Das FAGT dient in erster Linie der Verbesserung der Konfliktbewältigungsfähigkeit und somit einer besseren Integration der Betroffenen in ihr Umfeld. Es hat
nicht das Ziel einer grundlegenden Persönlichkeitsveränderung, kann jedoch als
»Anstoß« für die betroffenen Kinder und Jugendlichen dienen, zukünftig neue
Formen der Welt-Begegnung auszuprobieren und damit Selbstveränderungen zu
initiieren. Neben der Arbeit mit den Kindern/Jugendlichen wird versucht, deren
Eltern zu »erreichen«.
Zielgruppe
Das FAGT richtet sich an Kinder und Jugendliche im Alter von ca. zehn bis 16/17
Jahren. Es wird als Gruppentraining durchgeführt. Die Gruppengröße sollte zwischen sechs bis acht Teilnehmern liegen (mindestens vier, maximal zehn).
Die Gruppen sollten homogen hinsichtlich Alter bzw. Entwicklungsstand sein.
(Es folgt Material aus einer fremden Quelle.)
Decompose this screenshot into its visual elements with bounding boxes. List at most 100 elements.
Das Training eignet sich für geschlechtsgemischte wie -homogene Gruppen. Bei
geschlechtsgemischten Gruppen sollte jedoch darauf geachtet werden, dass das
Verhältnis möglichst ausgeglichen ist von jedem Geschlecht sollten mindestens je
zwei Kinder/Jugendliche teilnehmen (ansonsten ist eine geschlechtshomogene
Gruppe sinnvoller).
Es wird mit zwei Leiteren (Traineren) gearbeitet.
Dauer
Das Training umfasst nach einem Einzel-Vorgespräch und einer entsprechenden
Diagnostik mit den betroffenen Kindern/Jugendlichen (und möglichst auch deren
Eltern) zehn Gruppensitzungen von je 90 Minuten Dauer und eine zusätzliche
Abschlussaktivität; ergänzend werden zwei Elternabende durchgeführt. Optional
kann das Programm durch eine Sitzung zur Katamnese ergänzt werden.